“Se bem-administrada, Eletrobras pode ir além-fronteiras”

Joisa Dutra, diretora do FGV Ceri

Por Claudio Conceição e Solange Monteiro, do Rio de Janeiro

O governo apresentou a MP 1031/2021, de privatização da Eletrobras, após intervir na direção da Petrobras, buscando amenizar as reações de mercado à interferência e sinalizar que o caminho das desestatizações está mantido. Em que essa MP se diferencia das propostas anteriores?

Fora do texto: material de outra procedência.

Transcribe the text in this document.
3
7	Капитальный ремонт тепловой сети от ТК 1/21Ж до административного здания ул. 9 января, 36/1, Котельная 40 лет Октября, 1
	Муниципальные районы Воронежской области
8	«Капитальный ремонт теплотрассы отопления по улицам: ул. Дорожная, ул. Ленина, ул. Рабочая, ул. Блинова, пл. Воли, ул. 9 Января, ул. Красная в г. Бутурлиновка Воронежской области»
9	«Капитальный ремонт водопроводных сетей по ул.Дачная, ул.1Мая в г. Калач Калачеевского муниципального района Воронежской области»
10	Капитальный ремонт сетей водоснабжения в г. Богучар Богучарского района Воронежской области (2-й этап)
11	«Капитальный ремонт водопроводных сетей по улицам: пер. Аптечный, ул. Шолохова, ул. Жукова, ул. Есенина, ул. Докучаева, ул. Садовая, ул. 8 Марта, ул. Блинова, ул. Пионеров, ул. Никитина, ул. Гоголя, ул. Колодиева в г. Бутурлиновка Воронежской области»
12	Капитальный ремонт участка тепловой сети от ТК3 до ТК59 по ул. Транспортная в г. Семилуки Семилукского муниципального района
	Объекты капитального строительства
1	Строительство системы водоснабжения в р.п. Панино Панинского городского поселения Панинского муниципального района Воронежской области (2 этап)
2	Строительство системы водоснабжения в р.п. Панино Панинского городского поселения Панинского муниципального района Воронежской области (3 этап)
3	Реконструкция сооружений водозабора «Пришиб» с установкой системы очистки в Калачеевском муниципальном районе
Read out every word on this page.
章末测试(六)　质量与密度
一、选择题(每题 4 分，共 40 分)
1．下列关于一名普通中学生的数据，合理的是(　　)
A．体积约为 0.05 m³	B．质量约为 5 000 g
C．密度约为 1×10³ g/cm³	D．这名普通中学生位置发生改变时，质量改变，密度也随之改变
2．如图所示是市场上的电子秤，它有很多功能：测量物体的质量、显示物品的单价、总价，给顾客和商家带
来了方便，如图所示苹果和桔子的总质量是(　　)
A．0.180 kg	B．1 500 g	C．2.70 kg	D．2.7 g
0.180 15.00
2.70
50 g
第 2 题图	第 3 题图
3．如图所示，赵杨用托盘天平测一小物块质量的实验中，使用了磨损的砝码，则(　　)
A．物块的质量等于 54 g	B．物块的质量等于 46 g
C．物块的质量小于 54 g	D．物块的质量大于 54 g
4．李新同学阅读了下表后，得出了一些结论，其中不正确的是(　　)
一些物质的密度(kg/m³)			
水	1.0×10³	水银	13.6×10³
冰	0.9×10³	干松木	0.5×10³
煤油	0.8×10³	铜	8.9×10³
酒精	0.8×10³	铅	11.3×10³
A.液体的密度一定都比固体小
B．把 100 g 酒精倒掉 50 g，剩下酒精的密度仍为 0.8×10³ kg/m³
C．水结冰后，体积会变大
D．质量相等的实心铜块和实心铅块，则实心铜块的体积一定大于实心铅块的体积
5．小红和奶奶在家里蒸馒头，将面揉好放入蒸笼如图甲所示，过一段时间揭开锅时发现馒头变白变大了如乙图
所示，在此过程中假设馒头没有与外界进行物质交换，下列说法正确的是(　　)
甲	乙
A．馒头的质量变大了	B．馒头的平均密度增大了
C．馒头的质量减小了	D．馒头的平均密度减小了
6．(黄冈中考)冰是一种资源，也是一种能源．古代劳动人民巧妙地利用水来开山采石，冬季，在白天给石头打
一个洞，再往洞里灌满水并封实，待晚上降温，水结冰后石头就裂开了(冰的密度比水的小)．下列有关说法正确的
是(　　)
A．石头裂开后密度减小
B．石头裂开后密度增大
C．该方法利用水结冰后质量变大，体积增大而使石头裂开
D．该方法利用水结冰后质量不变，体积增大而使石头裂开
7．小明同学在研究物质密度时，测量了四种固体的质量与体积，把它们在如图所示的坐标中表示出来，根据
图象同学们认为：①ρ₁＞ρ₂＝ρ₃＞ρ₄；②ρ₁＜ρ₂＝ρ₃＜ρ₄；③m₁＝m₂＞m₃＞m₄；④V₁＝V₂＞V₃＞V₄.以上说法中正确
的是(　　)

A MP tem alguns avanços, mas não muda as bases da proposta anterior, de capitalização da companhia para torná-la uma corporation, no contexto da transição energética. Em geral, empresas desse perfil que se tornaram corporation estão performando bem nos mercados acionários ao redor do mundo, comparativamente às empresas de petróleo e gás. Há muitos exemplos de sucesso nesse campo, entre os quais posso citar o da italiana Enel, que nos últimos 20 anos passou por um processo semelhante e hoje singra novos mares, com atuação relevante aqui no Brasil. Diante do contexto da transição energética que vivemos, a Eletrobras tem grande potencial. É uma plataforma renovável, que é o que o mundo está buscando. Se bem-administrada, pode ir além-fronteiras.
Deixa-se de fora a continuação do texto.